President Lyndon B. Johnson signed Medicare, a health insurance program for the elderly, into law on July 30, 1965. Lady Bird Johnson, President Harry S. Truman, Vice President Hubert Humphrey and Bess Truman attended the signing in Independence, Mo. Photo credit: LBJ Presidential Library
On July 30, 1965, President Lyndon Johnson signed landmark legislation creating Medicare, following a lengthy struggle that began when Harry S. Truman became the first president to champion national healthcare in 1948. The resulting health program, which is about to reach its 50th anniversary, was targeted for the elderly when it became clear a national health insurance program couldn’t gain traction.
Many men can make many proposals. Many men can draft many laws. But few have the piercing and humane eye, which can see beyond the words to the people that they touch.
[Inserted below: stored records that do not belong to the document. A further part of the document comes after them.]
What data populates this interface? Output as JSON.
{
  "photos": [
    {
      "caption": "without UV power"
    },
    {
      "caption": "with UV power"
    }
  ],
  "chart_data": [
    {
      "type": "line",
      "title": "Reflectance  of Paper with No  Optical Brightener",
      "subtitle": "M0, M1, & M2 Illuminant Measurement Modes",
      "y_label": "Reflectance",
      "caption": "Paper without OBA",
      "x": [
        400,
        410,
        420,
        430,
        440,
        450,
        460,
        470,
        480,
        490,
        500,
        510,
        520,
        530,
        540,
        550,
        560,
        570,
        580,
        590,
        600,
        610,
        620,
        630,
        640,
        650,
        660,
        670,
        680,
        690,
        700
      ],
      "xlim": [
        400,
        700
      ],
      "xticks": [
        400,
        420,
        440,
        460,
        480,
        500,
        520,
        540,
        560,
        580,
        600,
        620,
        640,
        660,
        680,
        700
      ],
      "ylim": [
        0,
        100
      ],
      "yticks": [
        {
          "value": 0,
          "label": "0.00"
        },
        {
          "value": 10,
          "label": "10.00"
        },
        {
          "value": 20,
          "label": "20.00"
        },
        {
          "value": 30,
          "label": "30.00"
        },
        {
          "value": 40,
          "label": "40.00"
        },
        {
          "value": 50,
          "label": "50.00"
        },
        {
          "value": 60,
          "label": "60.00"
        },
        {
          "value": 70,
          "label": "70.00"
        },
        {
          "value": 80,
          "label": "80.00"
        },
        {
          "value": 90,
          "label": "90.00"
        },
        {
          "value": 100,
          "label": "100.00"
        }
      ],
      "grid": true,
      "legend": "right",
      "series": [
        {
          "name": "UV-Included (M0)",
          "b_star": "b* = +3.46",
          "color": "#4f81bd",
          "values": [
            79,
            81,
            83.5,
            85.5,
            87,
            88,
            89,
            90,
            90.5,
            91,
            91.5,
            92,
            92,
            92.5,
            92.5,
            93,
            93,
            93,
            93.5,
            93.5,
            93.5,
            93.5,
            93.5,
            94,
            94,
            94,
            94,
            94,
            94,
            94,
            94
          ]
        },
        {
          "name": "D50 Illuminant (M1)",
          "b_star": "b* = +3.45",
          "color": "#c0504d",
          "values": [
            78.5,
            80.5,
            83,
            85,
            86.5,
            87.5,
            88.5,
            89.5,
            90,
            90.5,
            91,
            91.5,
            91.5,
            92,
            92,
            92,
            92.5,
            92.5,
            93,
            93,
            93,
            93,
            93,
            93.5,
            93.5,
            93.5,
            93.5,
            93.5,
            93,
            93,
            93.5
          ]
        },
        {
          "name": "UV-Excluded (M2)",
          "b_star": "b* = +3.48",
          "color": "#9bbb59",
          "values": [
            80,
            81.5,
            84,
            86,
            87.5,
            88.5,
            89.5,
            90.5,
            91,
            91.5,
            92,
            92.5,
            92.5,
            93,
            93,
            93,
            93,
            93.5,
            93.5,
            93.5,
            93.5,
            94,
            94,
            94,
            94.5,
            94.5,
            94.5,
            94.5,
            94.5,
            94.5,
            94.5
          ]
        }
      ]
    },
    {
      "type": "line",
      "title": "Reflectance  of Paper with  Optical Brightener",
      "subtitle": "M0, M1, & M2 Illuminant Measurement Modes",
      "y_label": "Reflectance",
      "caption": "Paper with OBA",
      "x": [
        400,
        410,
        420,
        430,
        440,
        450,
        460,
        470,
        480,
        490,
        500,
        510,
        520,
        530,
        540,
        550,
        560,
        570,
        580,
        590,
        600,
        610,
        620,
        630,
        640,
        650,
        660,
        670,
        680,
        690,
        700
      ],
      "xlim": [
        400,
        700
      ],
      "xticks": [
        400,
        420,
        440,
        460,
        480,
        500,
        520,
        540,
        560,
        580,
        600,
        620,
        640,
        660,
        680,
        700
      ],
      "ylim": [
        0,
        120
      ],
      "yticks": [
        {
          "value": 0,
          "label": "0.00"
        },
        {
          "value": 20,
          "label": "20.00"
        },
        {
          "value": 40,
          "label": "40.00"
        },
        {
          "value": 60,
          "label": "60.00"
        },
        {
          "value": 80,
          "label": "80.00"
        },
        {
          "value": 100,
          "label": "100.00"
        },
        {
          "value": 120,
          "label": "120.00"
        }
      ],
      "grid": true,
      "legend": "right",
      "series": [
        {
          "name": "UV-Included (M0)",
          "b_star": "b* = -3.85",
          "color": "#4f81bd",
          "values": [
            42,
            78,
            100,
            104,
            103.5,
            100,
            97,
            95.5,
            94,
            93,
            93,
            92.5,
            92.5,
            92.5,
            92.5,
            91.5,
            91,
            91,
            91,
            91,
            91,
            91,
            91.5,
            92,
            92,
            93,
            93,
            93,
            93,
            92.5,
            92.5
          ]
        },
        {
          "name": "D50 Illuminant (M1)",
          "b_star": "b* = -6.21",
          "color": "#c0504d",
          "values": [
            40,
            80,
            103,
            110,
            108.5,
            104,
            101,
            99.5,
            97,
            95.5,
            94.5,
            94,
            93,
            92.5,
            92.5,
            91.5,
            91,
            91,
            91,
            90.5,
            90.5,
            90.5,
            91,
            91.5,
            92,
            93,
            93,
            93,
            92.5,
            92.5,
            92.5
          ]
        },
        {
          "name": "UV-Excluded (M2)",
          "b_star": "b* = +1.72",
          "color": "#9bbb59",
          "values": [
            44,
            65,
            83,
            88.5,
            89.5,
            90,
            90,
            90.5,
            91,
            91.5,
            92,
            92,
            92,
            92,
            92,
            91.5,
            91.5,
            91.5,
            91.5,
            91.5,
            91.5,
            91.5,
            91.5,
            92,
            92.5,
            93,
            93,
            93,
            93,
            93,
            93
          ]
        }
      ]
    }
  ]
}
In a speech at the signing of the legislation, symbolically held in Independence, Mo., with Truman by his side, Johnson said of Truman, “Many men can make many proposals. Many men can draft many laws. But few have the piercing and humane eye, which can see beyond the words to the people that they touch.”
The popular health program, which took so long to come to fruition, has evolved significantly over time. In 2003, President George W. Bush signed into law landmark Medicare reform legislation that included prescription drug benefits. Bush called the measure “the greatest advance in health care coverage for America’s seniors since the founding of Medicare.”
Medicare will face even more changes—and challenges—with the dramatically shifting healthcare landscape brought about by the by the passage of the Affordable Care Act in 2010.
Legislative efforts also are being pushed to help Medicare patients in the greatest need gain access to pharmacist-provided services that are allowed under state laws.
As Medicare hits 50, it looks like everything old will be new again.